Un hibiscus couvert de fleurs, c’est souvent la vedette du balcon ou du massif. Beaucoup de jardiniers rêvent d’en obtenir plusieurs sans dépenser un euro, simplement en prélevant quelques tiges sur leur plante préférée. La bonne nouvelle, c’est qu’il existe des périodes où ces boutures prennent bien mieux que le reste de l’année. En jouant sur ce calendrier, bouturer l’hibiscus devient presque un jeu d’enfant.
Cette fenêtre idéale dépend pourtant du type d’hibiscus : arbuste du jardin, plante d’intérieur ou vivace des berges ne se bouturent pas au même moment. Les spécialistes s’accordent aussi sur un point : la réussite tient surtout au choix de tiges jeunes, encore souples, et à une ambiance chaude et humide. En maîtrisant ces repères de saison et quelques gestes simples, vous pouvez multiplier vos hibiscus gratuitement, sans matériel compliqué.

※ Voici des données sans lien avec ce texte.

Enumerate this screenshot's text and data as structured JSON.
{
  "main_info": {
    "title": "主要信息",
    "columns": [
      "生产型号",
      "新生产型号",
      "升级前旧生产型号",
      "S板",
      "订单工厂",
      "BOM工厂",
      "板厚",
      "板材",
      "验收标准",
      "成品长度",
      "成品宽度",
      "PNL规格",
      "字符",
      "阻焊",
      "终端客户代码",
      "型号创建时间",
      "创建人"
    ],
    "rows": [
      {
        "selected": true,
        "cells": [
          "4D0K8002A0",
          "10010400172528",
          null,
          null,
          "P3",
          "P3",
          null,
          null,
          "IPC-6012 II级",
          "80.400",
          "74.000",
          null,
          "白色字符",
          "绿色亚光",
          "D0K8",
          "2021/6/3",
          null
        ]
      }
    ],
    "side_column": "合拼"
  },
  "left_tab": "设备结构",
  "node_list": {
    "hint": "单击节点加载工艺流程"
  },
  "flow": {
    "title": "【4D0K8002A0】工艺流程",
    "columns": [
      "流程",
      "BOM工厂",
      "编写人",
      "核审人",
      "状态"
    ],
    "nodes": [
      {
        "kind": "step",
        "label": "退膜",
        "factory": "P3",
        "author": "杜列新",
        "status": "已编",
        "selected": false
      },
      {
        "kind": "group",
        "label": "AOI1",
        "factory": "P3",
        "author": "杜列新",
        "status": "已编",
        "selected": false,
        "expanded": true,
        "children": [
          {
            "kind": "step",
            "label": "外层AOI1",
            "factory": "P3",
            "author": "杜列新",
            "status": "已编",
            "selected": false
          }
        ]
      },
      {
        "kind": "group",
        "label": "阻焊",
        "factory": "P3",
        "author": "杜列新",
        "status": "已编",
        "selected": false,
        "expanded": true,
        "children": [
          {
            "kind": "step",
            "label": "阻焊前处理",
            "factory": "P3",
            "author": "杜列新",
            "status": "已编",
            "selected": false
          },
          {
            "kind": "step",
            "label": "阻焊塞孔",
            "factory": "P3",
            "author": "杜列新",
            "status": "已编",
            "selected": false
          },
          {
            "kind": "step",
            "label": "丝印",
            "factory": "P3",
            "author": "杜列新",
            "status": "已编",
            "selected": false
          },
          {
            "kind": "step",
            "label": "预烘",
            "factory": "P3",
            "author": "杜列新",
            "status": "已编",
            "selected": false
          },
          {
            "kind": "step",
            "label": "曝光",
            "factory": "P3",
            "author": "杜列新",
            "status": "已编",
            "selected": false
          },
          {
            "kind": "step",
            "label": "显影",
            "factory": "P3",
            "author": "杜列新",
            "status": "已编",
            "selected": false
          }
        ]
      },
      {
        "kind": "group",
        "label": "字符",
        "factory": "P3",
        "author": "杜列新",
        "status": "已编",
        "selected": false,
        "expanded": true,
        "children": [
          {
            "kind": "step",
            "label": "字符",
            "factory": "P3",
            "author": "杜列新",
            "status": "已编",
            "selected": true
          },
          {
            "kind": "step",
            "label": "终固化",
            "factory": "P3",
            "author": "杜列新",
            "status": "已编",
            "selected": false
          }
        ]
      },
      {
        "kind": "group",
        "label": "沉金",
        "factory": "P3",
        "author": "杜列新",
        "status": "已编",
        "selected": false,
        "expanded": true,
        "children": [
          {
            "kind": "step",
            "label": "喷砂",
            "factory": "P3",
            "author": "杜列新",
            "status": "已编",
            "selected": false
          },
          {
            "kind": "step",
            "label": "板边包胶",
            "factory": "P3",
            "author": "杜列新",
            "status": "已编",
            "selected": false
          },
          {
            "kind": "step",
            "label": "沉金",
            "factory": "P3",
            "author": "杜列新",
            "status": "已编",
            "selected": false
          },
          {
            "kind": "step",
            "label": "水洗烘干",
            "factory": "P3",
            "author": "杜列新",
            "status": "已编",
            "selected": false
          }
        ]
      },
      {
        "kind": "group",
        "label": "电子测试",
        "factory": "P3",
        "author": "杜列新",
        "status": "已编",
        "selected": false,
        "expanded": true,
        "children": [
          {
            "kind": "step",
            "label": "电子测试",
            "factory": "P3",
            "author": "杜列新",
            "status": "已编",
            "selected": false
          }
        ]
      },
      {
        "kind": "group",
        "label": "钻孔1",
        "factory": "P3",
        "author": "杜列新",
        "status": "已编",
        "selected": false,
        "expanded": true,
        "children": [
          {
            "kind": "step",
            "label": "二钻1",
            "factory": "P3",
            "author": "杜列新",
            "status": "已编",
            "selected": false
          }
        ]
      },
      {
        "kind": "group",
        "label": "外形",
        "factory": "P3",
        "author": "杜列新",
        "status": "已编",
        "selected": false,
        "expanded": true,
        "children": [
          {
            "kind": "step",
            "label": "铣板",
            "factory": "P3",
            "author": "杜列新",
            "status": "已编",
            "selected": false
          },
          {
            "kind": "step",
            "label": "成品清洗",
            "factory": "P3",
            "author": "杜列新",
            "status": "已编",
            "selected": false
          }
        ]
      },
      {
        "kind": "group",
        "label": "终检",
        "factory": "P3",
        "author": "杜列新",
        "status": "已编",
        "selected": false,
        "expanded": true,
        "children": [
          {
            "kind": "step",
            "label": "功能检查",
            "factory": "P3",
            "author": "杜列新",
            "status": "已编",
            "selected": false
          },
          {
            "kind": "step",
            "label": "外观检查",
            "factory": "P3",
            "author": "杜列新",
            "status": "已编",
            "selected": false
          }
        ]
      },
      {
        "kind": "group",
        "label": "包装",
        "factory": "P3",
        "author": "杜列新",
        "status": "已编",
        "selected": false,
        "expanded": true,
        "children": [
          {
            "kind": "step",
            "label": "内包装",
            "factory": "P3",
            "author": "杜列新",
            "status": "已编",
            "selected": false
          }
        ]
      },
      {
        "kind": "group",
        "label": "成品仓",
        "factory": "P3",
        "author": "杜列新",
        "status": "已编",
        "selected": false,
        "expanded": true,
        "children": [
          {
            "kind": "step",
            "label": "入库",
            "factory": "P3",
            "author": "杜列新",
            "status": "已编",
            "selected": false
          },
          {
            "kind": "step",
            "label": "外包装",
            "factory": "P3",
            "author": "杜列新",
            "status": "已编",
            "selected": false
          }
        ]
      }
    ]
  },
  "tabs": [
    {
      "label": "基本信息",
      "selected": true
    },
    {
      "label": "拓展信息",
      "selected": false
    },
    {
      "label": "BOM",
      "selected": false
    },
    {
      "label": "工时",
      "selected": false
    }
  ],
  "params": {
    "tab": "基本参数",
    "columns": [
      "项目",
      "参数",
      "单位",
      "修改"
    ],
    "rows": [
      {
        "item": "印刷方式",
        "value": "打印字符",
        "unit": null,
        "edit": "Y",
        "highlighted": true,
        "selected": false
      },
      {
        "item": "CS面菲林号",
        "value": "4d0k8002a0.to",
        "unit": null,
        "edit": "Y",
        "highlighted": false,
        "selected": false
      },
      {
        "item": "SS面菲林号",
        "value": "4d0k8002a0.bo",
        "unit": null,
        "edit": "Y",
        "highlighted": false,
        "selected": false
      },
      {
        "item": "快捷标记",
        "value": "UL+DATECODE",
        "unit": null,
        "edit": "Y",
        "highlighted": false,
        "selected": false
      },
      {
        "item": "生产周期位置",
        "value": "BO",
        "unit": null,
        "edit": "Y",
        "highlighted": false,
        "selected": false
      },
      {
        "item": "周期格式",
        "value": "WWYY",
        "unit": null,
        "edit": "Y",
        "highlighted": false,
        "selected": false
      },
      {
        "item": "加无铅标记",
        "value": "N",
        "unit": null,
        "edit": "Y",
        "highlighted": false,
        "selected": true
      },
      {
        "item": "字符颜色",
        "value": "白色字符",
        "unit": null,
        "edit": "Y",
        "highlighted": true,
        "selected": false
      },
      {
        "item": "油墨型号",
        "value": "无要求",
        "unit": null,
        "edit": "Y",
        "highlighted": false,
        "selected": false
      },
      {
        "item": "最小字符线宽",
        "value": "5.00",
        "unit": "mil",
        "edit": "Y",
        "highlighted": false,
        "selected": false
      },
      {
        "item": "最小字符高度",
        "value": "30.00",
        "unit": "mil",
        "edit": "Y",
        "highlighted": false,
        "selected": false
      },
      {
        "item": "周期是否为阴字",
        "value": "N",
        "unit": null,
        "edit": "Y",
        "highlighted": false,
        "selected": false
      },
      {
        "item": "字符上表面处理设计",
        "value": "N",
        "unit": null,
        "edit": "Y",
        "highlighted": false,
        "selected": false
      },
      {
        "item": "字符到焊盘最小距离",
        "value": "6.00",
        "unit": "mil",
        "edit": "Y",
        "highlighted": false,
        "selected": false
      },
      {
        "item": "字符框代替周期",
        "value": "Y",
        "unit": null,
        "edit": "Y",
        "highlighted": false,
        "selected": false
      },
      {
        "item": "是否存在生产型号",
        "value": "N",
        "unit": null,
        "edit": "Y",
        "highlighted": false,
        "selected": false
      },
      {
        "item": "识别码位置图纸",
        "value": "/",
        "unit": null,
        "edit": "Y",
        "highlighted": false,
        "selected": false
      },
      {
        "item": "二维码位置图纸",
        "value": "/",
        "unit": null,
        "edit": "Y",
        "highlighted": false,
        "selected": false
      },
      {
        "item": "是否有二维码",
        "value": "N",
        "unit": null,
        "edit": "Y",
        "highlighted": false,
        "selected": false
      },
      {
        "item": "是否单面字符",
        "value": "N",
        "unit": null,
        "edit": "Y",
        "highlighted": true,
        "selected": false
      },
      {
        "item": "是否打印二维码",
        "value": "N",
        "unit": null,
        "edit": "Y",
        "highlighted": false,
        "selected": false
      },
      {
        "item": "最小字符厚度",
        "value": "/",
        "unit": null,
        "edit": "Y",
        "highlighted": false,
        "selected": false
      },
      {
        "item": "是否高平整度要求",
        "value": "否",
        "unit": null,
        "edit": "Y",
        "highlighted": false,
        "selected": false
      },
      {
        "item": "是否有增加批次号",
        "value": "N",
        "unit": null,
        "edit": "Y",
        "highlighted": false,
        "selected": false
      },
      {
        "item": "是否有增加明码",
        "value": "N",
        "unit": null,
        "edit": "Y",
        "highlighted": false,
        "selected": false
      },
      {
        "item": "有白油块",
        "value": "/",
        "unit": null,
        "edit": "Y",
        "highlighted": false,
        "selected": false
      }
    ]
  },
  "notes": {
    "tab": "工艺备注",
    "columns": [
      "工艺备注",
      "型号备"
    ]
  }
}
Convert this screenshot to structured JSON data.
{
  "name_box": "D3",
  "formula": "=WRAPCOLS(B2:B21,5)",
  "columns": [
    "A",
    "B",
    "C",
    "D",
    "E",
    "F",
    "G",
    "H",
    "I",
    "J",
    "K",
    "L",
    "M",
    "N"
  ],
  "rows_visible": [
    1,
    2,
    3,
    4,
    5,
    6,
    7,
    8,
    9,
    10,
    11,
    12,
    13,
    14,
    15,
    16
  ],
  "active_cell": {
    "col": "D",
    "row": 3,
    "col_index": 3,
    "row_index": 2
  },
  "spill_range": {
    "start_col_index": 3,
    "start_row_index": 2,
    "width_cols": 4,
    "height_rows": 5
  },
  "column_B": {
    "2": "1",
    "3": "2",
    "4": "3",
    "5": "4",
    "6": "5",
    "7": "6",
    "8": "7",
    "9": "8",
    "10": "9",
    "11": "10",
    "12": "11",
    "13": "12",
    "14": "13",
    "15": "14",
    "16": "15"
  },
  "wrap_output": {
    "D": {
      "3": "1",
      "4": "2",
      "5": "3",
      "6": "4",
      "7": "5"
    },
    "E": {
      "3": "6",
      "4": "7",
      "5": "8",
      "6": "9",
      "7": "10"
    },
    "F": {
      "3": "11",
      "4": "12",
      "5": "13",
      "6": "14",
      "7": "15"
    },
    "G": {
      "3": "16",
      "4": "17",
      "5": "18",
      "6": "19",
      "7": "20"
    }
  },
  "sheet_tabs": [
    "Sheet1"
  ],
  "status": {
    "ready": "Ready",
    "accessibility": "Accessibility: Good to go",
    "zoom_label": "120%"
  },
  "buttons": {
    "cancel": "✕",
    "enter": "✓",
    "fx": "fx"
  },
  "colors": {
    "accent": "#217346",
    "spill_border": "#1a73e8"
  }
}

Le meilleur moment pour bouturer l’hibiscus sans se tromper
Pour l’hibiscus arbustif du jardin, souvent un Hibiscus syriacus, la plupart des sites de jardinage situent le meilleur créneau de bouture en fin d’été, entre août et septembre, quand les tiges sont semi-ligneuses. Elles ont déjà durci mais restent suffisamment souples pour émettre facilement des racines. L’hibiscus des marais, Hibiscus moscheutos, se bouture plutôt en juin sur des pousses bien développées, encore herbacées, avant qu’elles ne deviennent trop rigides.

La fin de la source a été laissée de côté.